One of the nice things about independent learning is that you are not restricted to the pace of a class or a teacher; you can go as fast as you like, or as slow; you can skip and skim or be deep and thorough, and you can bounce around from one topic to another. The temptation is to be quick and superficial. What matters is your own interest and ability to stick to a project. Do a little something, each day.

The subject I am calling social studies is traditionally included in the areas of sociology, anthropology, human geography, and history. It deals with the civilizations, peoples, nations, ethnic groups, and communities of the world and their structure and the changes they undergo.

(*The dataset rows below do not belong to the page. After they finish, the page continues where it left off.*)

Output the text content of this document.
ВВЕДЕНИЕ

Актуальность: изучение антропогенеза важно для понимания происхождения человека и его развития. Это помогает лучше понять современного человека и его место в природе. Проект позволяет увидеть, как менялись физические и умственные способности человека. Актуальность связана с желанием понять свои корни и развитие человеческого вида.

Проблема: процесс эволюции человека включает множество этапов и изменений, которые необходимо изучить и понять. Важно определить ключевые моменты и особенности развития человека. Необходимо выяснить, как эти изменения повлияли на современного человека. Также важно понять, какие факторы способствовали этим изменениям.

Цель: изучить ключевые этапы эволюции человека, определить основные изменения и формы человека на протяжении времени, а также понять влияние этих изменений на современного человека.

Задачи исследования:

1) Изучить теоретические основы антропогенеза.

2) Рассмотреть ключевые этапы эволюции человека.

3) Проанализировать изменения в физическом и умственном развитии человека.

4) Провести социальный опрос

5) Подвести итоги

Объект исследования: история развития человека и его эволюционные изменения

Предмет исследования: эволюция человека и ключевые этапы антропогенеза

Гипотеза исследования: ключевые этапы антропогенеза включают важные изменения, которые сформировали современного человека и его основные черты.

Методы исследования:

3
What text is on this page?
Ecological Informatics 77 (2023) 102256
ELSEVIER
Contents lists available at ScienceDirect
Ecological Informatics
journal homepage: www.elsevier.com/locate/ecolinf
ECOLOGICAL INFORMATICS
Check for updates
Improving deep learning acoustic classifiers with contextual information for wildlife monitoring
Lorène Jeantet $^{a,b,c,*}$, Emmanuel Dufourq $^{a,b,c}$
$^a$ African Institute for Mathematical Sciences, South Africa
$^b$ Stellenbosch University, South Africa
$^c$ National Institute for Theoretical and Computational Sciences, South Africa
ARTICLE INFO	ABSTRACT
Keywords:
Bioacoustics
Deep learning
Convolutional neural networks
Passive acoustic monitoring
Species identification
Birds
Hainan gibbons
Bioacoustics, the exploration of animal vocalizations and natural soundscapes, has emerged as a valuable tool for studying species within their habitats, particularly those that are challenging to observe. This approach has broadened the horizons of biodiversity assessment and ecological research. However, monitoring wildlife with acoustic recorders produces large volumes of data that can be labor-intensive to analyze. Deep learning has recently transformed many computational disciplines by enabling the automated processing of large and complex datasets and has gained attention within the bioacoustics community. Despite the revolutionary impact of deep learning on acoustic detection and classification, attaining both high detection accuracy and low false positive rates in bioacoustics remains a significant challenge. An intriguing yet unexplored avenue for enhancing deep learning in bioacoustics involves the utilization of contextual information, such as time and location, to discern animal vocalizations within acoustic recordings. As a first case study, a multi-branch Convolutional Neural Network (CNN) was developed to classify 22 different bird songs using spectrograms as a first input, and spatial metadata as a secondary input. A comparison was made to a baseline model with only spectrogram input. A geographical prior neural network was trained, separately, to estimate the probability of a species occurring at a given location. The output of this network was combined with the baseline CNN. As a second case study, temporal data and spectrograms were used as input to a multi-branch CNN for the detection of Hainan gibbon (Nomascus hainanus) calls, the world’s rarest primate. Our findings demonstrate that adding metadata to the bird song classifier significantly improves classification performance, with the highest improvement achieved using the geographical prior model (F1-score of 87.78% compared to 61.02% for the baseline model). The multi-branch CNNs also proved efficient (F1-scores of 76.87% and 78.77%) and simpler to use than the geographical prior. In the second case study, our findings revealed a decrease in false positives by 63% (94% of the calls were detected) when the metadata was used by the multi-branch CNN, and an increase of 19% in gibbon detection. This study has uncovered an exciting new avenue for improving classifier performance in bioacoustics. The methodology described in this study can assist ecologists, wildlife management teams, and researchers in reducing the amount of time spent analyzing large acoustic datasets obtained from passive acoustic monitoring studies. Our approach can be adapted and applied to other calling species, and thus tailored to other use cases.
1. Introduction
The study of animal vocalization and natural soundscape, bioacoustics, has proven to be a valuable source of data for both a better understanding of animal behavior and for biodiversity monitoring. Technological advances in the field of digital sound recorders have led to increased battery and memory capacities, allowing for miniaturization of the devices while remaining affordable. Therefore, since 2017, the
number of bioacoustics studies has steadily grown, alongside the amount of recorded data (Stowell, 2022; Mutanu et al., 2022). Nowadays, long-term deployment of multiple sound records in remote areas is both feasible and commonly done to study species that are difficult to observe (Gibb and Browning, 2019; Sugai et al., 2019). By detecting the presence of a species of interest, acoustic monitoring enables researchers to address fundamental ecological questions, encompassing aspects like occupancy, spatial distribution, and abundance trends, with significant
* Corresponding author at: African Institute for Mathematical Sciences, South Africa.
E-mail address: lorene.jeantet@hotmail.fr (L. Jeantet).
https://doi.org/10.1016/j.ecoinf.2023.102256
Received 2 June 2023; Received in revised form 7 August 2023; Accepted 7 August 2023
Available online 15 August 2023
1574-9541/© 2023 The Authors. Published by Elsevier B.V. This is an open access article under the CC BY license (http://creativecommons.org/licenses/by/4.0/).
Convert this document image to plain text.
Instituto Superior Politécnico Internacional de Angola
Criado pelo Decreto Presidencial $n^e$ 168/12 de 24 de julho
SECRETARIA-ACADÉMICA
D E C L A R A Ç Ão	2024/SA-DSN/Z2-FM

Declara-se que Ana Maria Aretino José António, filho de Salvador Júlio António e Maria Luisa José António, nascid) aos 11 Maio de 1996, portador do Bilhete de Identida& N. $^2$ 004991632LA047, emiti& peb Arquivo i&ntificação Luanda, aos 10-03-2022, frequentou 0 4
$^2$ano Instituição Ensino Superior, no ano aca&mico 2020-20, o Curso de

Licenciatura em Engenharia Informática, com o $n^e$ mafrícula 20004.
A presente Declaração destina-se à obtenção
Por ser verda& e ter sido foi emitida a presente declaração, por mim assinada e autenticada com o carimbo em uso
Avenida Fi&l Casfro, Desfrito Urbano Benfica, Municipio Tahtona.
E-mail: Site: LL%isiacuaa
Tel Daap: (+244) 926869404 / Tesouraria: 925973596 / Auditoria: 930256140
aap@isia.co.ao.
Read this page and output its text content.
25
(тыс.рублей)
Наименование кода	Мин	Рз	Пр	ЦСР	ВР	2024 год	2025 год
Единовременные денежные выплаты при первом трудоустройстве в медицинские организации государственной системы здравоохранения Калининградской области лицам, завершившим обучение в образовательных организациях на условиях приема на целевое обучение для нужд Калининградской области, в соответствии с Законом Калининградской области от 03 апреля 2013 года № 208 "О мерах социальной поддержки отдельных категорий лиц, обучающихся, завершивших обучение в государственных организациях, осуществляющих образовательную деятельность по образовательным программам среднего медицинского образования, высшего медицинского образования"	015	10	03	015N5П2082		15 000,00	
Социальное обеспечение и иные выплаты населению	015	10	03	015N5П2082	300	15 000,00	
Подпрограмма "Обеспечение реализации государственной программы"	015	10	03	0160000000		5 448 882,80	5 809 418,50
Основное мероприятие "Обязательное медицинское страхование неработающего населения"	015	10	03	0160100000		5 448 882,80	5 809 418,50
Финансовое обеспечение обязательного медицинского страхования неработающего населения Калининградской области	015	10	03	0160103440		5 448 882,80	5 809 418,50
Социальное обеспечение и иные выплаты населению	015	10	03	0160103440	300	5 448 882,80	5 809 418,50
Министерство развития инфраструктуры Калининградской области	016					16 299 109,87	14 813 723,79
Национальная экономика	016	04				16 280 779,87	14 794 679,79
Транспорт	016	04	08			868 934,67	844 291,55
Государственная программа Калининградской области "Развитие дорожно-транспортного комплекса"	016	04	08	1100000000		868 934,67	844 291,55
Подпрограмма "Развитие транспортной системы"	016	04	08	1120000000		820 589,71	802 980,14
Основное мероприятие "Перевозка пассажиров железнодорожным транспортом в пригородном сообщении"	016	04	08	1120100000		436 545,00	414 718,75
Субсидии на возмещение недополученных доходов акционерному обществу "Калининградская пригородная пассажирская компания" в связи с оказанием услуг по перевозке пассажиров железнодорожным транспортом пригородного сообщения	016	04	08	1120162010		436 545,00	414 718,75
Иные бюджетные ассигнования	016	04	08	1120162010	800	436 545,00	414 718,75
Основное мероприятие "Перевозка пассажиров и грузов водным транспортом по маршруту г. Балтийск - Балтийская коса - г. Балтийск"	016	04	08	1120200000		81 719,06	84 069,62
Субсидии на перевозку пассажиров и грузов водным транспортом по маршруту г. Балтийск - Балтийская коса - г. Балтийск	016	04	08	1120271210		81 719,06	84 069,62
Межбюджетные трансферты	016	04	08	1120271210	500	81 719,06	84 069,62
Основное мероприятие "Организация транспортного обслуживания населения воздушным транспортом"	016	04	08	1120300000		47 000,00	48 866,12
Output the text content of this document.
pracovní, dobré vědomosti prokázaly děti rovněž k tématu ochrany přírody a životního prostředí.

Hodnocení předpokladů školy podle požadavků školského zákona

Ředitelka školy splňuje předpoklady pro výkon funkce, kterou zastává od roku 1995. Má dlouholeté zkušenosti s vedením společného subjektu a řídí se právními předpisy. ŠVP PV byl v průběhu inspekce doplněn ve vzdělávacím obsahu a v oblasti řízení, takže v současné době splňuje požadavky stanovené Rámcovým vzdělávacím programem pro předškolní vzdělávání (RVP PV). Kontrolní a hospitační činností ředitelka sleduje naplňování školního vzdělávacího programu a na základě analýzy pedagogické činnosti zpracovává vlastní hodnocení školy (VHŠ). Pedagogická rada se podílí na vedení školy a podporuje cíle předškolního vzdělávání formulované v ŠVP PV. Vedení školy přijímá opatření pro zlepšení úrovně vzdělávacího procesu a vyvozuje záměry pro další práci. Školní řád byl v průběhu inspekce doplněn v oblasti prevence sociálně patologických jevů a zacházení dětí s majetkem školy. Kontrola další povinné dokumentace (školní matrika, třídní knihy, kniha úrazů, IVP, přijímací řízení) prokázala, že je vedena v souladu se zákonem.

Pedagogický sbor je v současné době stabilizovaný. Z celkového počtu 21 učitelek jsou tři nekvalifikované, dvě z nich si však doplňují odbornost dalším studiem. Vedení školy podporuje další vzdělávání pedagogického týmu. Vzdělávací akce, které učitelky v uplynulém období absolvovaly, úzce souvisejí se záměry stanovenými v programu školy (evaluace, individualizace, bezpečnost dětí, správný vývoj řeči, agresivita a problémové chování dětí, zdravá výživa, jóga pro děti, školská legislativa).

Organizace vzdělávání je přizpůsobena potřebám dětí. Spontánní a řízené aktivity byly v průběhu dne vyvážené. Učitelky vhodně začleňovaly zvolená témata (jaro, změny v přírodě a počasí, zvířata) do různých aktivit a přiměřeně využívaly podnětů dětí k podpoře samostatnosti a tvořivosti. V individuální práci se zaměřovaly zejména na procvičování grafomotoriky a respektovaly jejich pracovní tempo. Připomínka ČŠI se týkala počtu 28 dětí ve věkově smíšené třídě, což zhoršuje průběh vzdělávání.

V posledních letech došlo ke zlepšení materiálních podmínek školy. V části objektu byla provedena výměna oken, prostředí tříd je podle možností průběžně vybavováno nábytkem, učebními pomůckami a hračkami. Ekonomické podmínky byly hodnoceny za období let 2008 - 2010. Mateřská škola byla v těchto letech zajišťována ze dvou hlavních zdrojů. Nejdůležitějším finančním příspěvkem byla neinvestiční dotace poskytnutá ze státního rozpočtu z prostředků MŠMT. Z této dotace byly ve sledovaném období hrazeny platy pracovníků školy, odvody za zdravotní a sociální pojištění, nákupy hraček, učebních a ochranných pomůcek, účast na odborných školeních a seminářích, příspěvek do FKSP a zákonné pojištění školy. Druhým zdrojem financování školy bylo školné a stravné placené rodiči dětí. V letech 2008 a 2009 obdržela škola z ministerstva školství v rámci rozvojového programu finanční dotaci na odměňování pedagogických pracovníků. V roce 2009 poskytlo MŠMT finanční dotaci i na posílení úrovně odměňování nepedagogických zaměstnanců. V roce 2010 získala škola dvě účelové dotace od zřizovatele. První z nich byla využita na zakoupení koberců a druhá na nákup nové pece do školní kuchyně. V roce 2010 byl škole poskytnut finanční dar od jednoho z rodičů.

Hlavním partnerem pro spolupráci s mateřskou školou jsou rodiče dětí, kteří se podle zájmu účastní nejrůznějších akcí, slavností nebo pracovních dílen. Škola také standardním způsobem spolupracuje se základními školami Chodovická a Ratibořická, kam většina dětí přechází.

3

Certainly this is based on nature and physical geography. Every person belongs to some society or community, but some are more prominent and influential than others. The fundamentals of society, including population and distribution, and the human interaction with nature, are also important in these studies. Language and literature, the arts, and technology are important components of human societies, and the major social institutions of family, education, economics, government, and religion are also part of these studies. Also, each society and community has its own history. This illustrates how subjects may be seen from various different perspectives. I tend to put histories of particular nations or societies here, while in the history section I organize them by time, so that I compare ancient peoples to ancient peoples, medieval peoples to medieval peoples, and modern peoples to modern peoples. A history of China from ancient through medieval and modern times would go with other studies of Chinese people.

I divide this section
1) Peoples of the world
2) Communities and cities
3) Social structure and change.

As an exercise, try identifing, in increasing or decreasing order, the communities you belong to. For instance, in the US; town or city, county, state, nation, and then groupings of related nations.